Gene Effect Review

When a mining ship mysteriously vanishes inside the bowels of an alien planet, who should you send in? A bunch of space marines armed to the teeth with the latest weaponry, maybe? That’s just not how things roll in the Global Space Alliance, which opts for the Triton, another mining vessel so innocuous it might as well be the Nostromo from Alien. With the Triton’s odds amounting to suicide, is this operation on the up-and-up? And what’s with all these alien DNA extraction assignments? You’ll literally be scouring the insides of a planet for the answers in Gene Effect (Out Now, $4.99).

By now the iOS gaming library has trained us to think Lunar Lander or the latest bullet hell shooter whenever we see a side-scrolling spacecraft. That’s why I think Lightstorm 3D are taking a huge risk in delivering an avant-garde, exploration heavy adventure that hews closer to survival horror conventions than anything we’ve seen on the platform lately. Linking Gene to survival horror may sound strange, but bear with me on this. As the Triton goes about its 25-mission sweep of Gene’s planet, it’s unwittingly descending into an underworld defended to the hilt by alien security systems. Various types of mines, acid-spewing flora and more exotic things make such short work of your ship that you’ll feel like you’re piloting a rusty jalopy.

And I love that! Survival in Gene Effect requires clever strategies — tricking defense systems to activate when you’ve got a clear getaway or learning how to tiptoe around them while you’re solving switch puzzles and making resource collection runs. There are no lasers or spreadshots available to the player here. The only tools you have to work with are your own piloting skill, a seismic wave meant for mundane rock crushing, and the rare missile that’s just about as dangerous to the Triton as it is to enemies. Once things pick up about four levels in, Gene provides a satisfying break from the action extravaganzas we’ve come to associate with sci-fi games.

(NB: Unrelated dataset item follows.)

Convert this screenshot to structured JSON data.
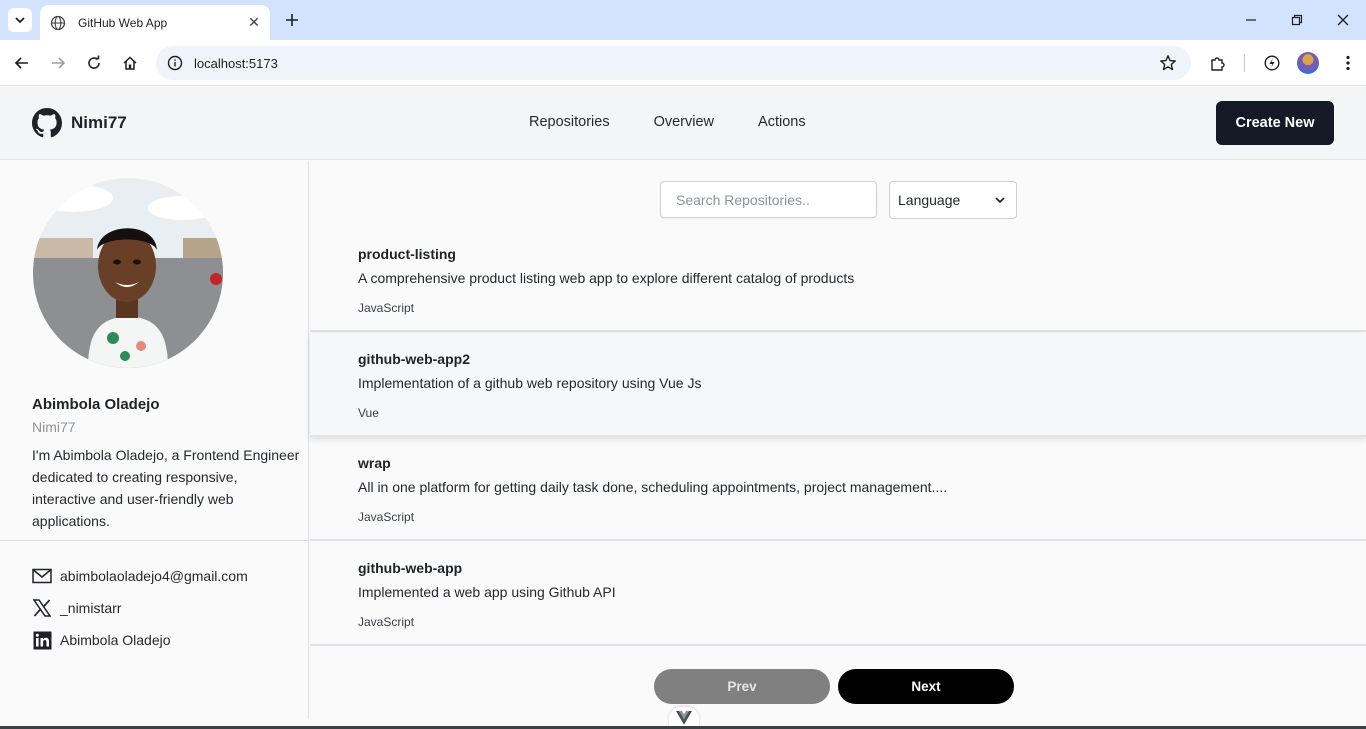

That’s not to say Gene doesn’t miss a few opportunities. It reaches for the Metroid ideal of making the player explore for useful upgrades but doesn’t quite grasp it; there’s a level randomization aspect that makes Gene’s alien artifacts particularly difficult to locate. Moreover, the upgrades would appear to have only marginal effects on gameplay even if they’re successfully dug up. I’d love to see an expansion of Gene’s formula where upgrades encourage players to revisit previous missions, push into new territory and see them in a new light. Gene’s environments still offer plenty to do regardless; missions tend to be very meaty once the game gets up to full speed, with secret passages you’ll want to explore just on the off chance it furthers your assigned tasks.

Gene has a customizable virtual joystick and the Triton handles like a charm. I’m especially impressed with the game’s map system, which paints levels in a spray can buildup style that tells you how close to the walls you’ve been — definitely a help if you get caught up in the search for upgrades and score bonuses and wonder where you might not have investigated thoroughly yet. As long as items and collectible resources are visible the ship automatically loads them when it’s parked close enough, saving on user interface buttons.

Gene is also a dark game, and I’m not just talking about the cryptic plot that unfolds over personnel logs. The game offers brightness adjustment but it still doesn’t seem quite sufficient for my poor eyes; on the other hand, one could always argue it adds to the feel of picking your way through creepy derelict caves. The soundtrack is suitably atmospheric and I enjoy the jukebox that gradually fills up in the main menu as you play — that’s definitely something I’d like to see in more iOS games.

iFanzine Verdict: You’ll be disappointed if you go into Gene Effect expecting the latest shoot ’em up, but it succeeds as an unsettling adventure game that has you relying on sharp wits rather than high powered weaponry to survive. If you have a hankering for a sci-fi game and miss ye olde underpowered protagonist, this should be right up your alley as long as you stick with it past the first few missions.